NIST Conference to Address Elevator Use in Emergencies
The National Institute of Standards and Technology (NIST) will sponsor a conference in April to consider the benefits of elevator evacuations in high-rise emergencies, including the advantages for people with disabilities
The National Institute of Standards and Technology (NIST) will sponsor a conference in April to consider the benefits of elevator evacuations in high-rise emergencies, including the advantages for people with disabilities.
Earlier this year, the NIST recommended code changes to increase elevator use in emergencies in the report of its three-year investigation of the World Trade Center (WTC) collapses.

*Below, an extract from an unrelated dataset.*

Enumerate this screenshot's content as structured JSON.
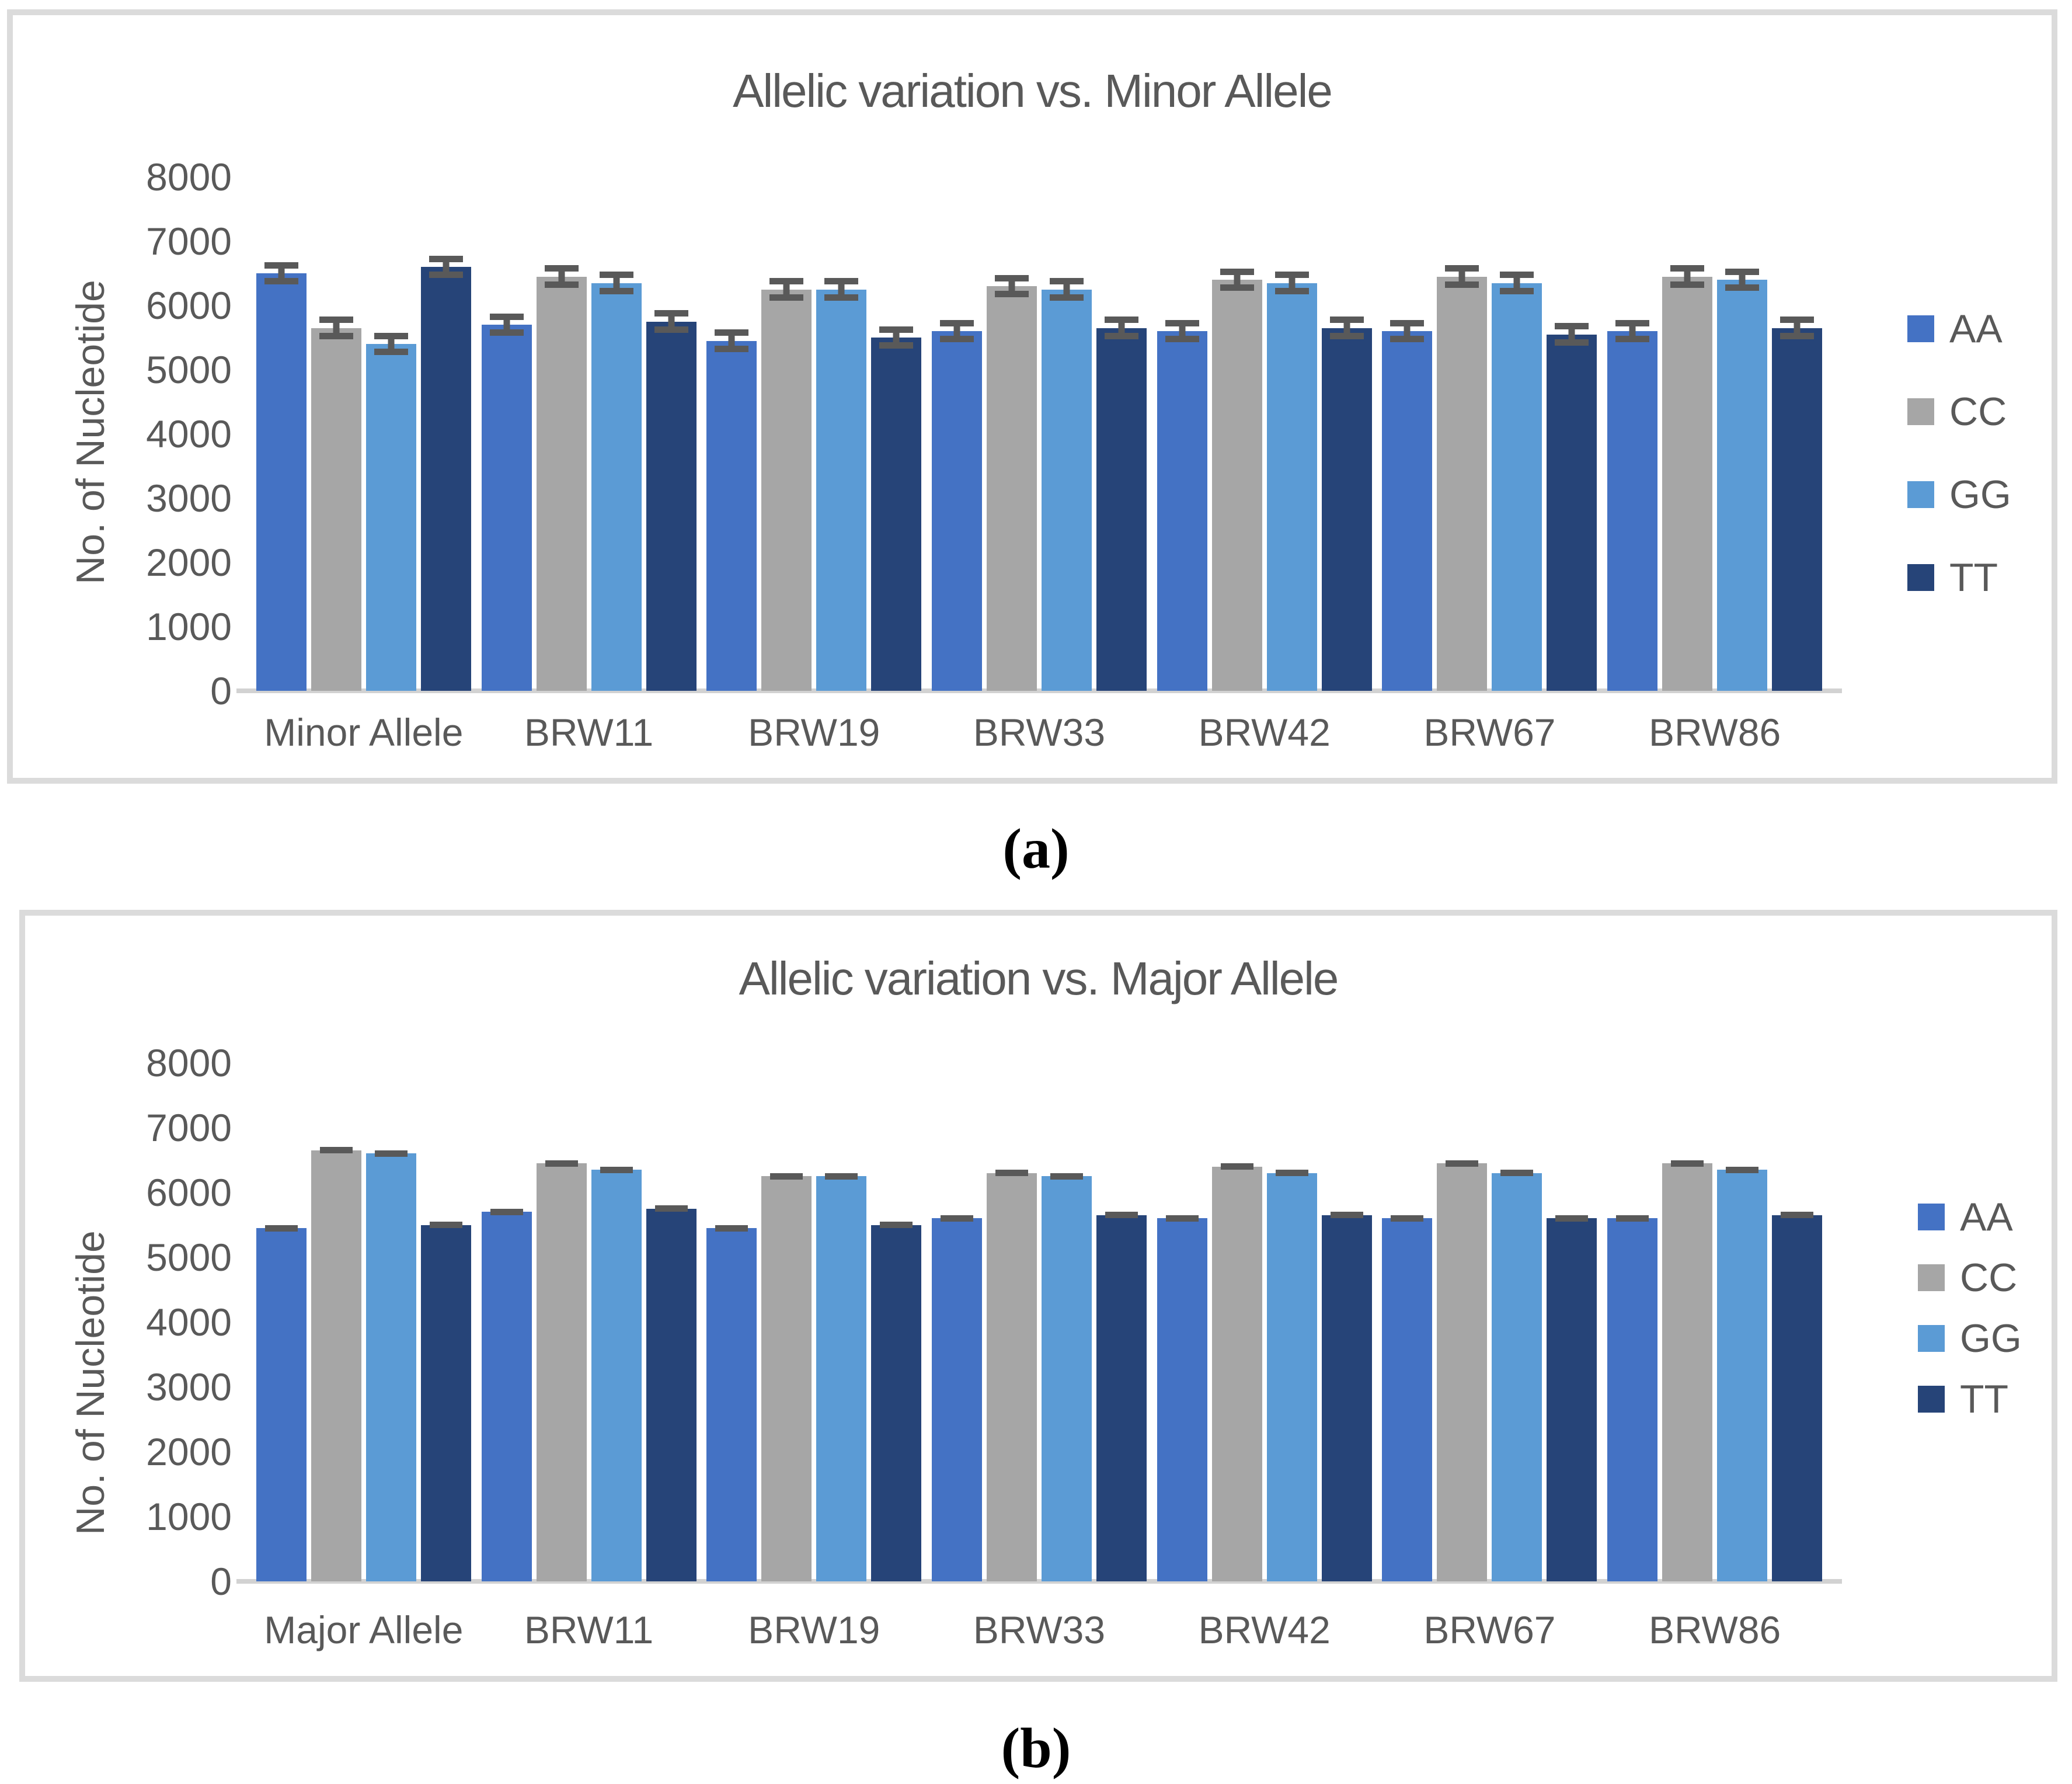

Depending on stairway evacuation alone can be risky, NIST fire prevention engineer Richard Bukowski observed in a recent talk in London. “The time needed to descend undamaged and smoke-free stairs is about one floor per minute,” he says. “If the fire is on the 60th floor, occupants on that floor or above will spend one hour or more trying to escape the building. Escape from such a height can be exhausting for those in the best shape, let alone those who are elderly or have lower stamina.”

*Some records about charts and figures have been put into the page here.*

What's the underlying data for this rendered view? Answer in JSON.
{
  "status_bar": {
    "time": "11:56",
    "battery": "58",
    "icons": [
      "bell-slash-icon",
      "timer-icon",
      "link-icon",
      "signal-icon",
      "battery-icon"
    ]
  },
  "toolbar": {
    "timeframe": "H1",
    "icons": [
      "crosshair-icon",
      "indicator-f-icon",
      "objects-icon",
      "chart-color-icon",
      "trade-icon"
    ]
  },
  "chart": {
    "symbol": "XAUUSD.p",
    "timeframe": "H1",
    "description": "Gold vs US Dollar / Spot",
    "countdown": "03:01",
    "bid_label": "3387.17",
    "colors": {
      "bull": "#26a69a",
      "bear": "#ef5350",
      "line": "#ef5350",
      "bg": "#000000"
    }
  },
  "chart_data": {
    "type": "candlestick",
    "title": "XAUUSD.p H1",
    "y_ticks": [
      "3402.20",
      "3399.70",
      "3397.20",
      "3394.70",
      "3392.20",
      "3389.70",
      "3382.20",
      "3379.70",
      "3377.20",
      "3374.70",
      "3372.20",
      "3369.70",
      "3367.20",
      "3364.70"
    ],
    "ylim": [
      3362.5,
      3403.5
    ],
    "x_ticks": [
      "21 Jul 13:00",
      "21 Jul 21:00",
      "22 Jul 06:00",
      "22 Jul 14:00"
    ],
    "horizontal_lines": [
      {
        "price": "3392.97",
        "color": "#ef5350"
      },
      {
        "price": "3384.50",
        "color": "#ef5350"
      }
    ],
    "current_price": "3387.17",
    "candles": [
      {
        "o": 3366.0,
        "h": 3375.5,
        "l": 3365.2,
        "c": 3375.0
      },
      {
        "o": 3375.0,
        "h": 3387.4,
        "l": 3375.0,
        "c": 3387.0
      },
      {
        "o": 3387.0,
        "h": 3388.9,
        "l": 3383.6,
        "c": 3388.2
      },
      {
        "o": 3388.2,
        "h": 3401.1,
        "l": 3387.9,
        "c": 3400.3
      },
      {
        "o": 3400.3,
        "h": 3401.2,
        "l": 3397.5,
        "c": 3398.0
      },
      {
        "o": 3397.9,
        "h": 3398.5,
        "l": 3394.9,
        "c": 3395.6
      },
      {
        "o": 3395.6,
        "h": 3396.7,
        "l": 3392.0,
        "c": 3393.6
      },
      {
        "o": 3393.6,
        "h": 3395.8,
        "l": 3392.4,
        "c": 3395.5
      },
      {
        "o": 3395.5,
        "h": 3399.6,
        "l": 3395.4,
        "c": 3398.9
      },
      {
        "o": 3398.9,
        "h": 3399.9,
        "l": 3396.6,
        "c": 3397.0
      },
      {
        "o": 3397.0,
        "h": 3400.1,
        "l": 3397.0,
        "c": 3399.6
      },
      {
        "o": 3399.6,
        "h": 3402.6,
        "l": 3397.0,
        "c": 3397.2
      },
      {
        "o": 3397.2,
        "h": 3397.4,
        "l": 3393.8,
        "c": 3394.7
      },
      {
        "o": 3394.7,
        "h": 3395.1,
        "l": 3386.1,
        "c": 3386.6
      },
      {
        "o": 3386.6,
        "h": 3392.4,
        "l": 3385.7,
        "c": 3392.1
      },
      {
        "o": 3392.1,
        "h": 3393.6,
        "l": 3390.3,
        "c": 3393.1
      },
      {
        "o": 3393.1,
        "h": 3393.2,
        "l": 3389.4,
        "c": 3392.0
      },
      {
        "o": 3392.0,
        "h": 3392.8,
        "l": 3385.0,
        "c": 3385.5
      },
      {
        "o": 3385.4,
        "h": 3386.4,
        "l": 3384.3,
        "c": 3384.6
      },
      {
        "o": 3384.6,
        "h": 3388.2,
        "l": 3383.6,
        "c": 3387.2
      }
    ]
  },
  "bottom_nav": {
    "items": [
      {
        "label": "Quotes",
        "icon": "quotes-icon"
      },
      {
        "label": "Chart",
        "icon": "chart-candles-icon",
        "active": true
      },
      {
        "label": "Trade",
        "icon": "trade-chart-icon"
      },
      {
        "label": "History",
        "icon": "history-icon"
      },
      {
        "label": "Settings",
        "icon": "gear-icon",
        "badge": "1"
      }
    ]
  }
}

But it would take much more time or even be impossible to evacuate a building by stairs for some people who need wheelchairs, walkers or crutches; for people with respiratory or cardiac conditions or obesity; and for those with temporary conditions ranging from pregnancy to sprains. Situations where someone’s wheelchair provides critical life support also can present additional problems. Those chairs are usually heavy and difficult for even several people to carry down stairs.
Elevator evacuation would enable people with disabilities to self-evacuate with other occupants. Elevator systems in modern high-rise commercial buildings are designed to move a building’s entire population in or out of the building in one hour or less. In emergencies, elevators could be programmed to move those with the longest distance to go first. Occupants of lower floors – without disabilities – could choose to use the stairs. During a total evacuation, elevators would collect occupants from the highest floors first, shuttle them to the exit level and return for another load, working their way down from the top. Pressing a call button would register people waiting for pickup but would not alter the sequence, nor would the buttons in the elevator car. People with disabilities would not need to be given priority since all occupants would be accommodated equally in this system.